Nos parents ne joueront jamais au tennis, au badminton, au golf. Ils n’iront jamais au ski. Ils ne mangeront jamais dans un restaurant gastronomique. Ils n’achèteront jamais un bureau Louis-Philippe, une bergère Louis XV, des assiettes Guy Degrenne, des verres Baccarat, ni même un store Habitat.
Comprendre
Depuis les attentats et l’injonction anti-amalgame, nous nous étions assoupis à ne rien vouloir comprendre, nous tenant loin de la stigmatisation ou de l’amalgame. De peur de mal penser, nous avions renoncé à penser.
Le texte de Ahmed Djouder vient nous sauver de cette torpeur. Après des études de psychologie et de journalisme, Ahmed Djouder exerce une dizaine d’années comme directeur de collection chez Flammarion. En 2006, il publie Désintégration. Le texte est brillant ; il échappe aux faciles explications, car il n’explique pas justement avant de décrire au plus près. Le texte est indéniablement courageux, il rince à la façon d’une catharsis.

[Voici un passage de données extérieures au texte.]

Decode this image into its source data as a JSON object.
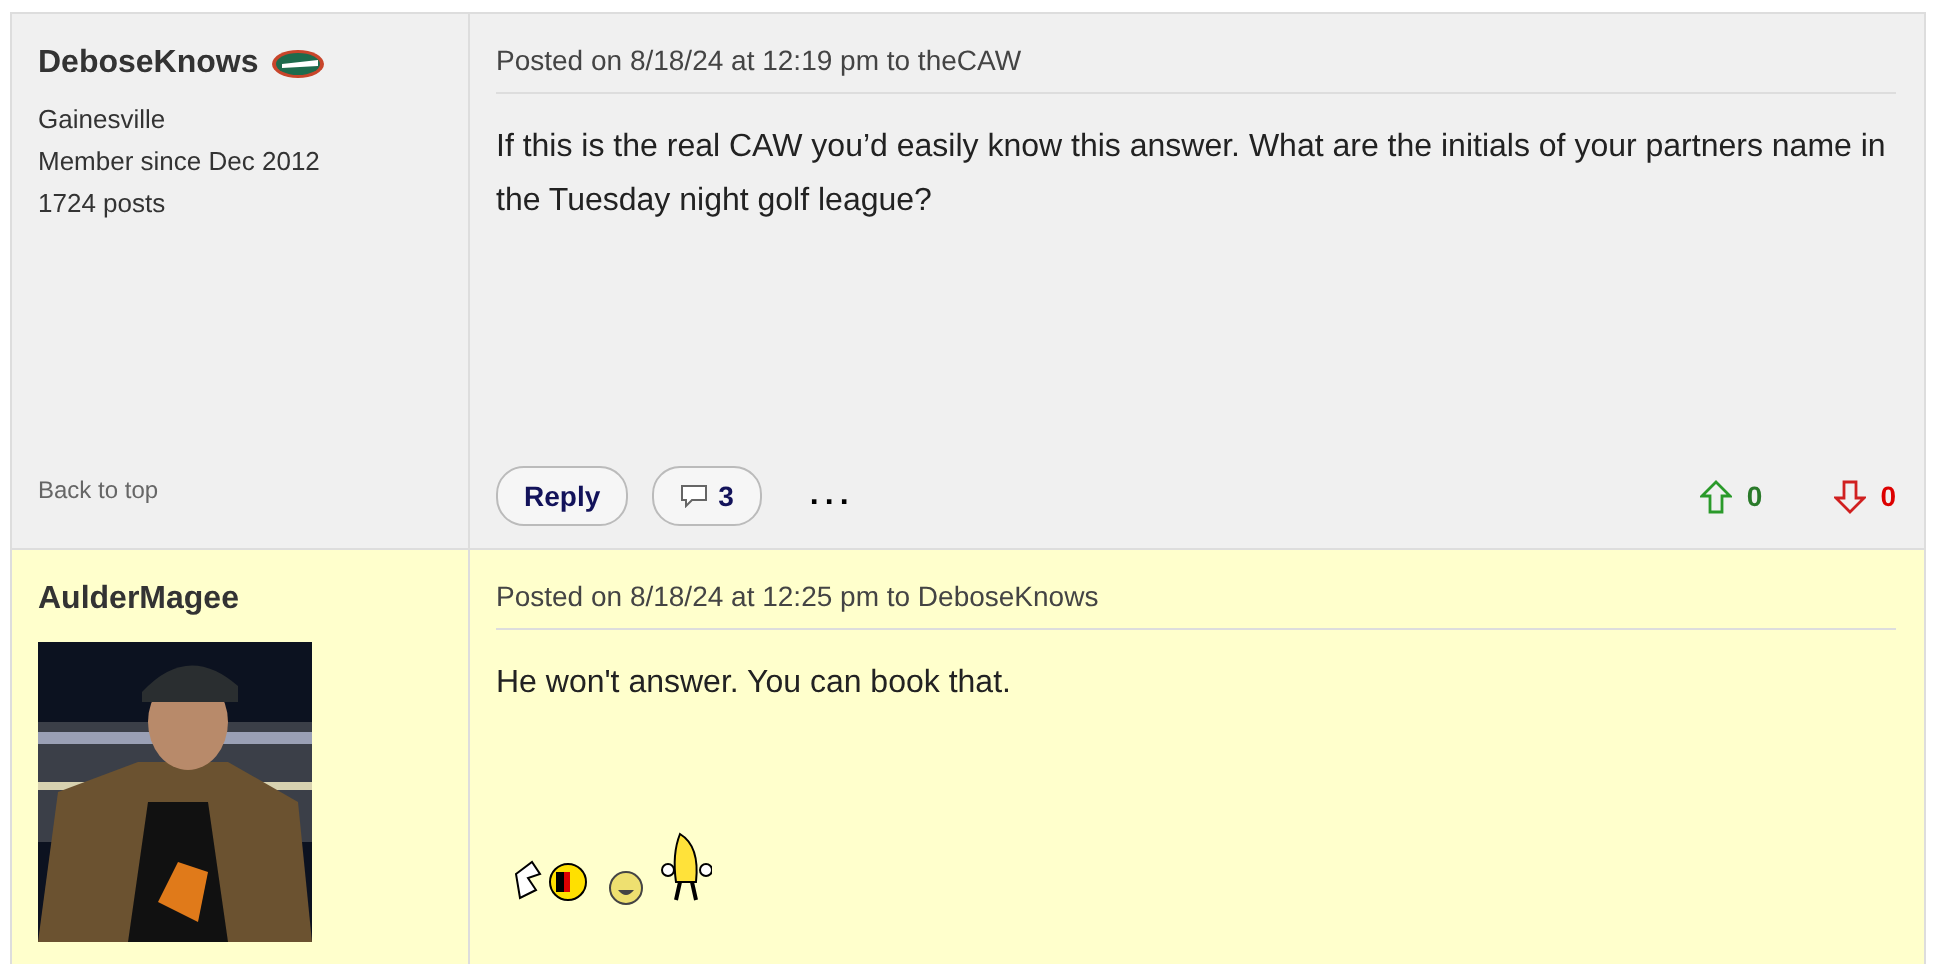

La pièce de Kheiredinne Lardjam en devient utile, indispensable même. Elle se mesure dans une première partie au patriarcat archaïque, à la misogynie, à la peur du sexuel et du féminin, à la déficience des pères phobiques, à l’hypocondrie des mères soumises, à la valeur superfétatoire de la famille, à l’islam qui organise l’économie sexuelle et le repli sur soi. Avec humour et auto-dérision, mais sans complaisance. Dans une seconde partie tout aussi clairvoyante, nous nous confrontons à la douloureuse morsure du mépris, de la peur, de la ségrégation et du racisme. Entre la Charybde de la faute et la Scylla de la victimisation, Lardjam nous fait naviguer en eaux agitées, mais tellement nécessaires.
Français
Et comme à chaque fois avec Kheiredinne Lardjam, par des tableaux mêlant habilement décor, lumières, vidéo et musique, notre odyssée est une expérience du beau et du vivant. Où les trois comédiens talentueux restituent le texte et son esprit. Sans démonstration, Linda Chaib, Azeddine Benamara et Cédric Veschambre nous livrent un faisceau de témoignages bouleversants. Loin des lieux communs et des raccourcis, ils incarnent des destins, des parcours de vie. Et des désirs, ceux auquel ils renoncent et ceux qu’ils exigent. Au centre, le désir brûlant et paradoxal d’être français alors que déjà français.
La pièce est une proposition à penser autrement.